Willkommen zur dreizehnten Ausgabe unserer Oldschool-Updates, in der wir die Zeit vor 1985 unter die Lupe nehmen. Dieses Mal müssen wir eine Vorbemerkung machen: In unserer Rubrik "Ein Kleinod der Geschichte" beschäftigen wir uns mit einem Wrestler und Vorfällen, die in gewisser Weise mit der Tragödie um Chris Benoit vergleichbar sind. Wer so etwas nicht lesen möchte, der sollte besser direkt zum Abschnitt "Erwähenswerte neue und aktualisierte Shows" scrollen.

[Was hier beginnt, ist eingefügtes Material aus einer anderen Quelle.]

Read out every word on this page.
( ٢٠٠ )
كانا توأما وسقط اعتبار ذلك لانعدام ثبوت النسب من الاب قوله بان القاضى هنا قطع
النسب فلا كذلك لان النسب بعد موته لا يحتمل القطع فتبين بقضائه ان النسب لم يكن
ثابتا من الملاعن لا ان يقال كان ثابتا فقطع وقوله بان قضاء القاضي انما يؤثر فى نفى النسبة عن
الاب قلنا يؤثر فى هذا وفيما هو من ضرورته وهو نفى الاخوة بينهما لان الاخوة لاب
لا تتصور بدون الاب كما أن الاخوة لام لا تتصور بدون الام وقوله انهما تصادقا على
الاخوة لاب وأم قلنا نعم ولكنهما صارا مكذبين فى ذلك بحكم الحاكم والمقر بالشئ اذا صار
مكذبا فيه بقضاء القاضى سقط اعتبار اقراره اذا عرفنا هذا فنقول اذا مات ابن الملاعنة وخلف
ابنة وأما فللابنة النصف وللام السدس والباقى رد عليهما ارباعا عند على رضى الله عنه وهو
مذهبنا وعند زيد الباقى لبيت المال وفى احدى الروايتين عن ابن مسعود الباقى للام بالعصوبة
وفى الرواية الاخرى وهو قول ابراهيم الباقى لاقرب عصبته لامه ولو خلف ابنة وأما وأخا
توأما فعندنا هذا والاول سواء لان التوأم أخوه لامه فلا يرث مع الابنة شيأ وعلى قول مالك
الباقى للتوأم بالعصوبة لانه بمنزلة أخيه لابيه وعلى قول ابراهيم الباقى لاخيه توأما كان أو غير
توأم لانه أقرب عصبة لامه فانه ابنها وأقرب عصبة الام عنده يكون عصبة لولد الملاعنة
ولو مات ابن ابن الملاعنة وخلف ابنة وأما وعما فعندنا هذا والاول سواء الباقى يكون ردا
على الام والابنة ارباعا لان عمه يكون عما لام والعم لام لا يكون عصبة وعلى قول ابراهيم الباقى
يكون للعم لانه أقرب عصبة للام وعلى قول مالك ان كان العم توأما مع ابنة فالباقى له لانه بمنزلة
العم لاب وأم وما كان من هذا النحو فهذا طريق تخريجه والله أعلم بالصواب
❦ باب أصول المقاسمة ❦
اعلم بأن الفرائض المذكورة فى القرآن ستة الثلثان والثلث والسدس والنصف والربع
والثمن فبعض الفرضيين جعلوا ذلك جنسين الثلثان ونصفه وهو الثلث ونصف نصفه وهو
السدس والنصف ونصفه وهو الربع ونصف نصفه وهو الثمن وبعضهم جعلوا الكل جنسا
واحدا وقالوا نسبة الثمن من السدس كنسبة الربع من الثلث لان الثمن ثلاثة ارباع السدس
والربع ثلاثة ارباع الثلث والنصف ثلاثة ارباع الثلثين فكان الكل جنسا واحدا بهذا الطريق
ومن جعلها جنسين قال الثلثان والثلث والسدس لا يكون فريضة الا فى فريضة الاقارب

Ein Kleinod der Geschichte

Charles Eastman wurde Anfang des zwanzigsten Jahrhunderts in McAllen geboren. Er begann seine Karriere im Wrestlingbusiness im Jahre 1926 für den "Poole and Schneck Carnival". Hier war er mit jungen Talenten zugange und nahm auch an einigen geskripteten Kämpfen teil. Als das Jahr 1930 heran war, war aus Eastman ein professioneller Wrestler geworden, der in seinem Heimatstaat Texas regelmäßig eingesetzt wurde. Dabei trat er unter seinem bürgerlichen Namen an. 1935 begab er sich auf Reisen und wurde vor allem in Chicago und Detroit häufig eingesetzt. Dort nannte er sich "Gorilla" Charley Grubmeyer, was vermutlich an die Bohnenstange Fred Grubmeyer aus Iowa angelehnt war.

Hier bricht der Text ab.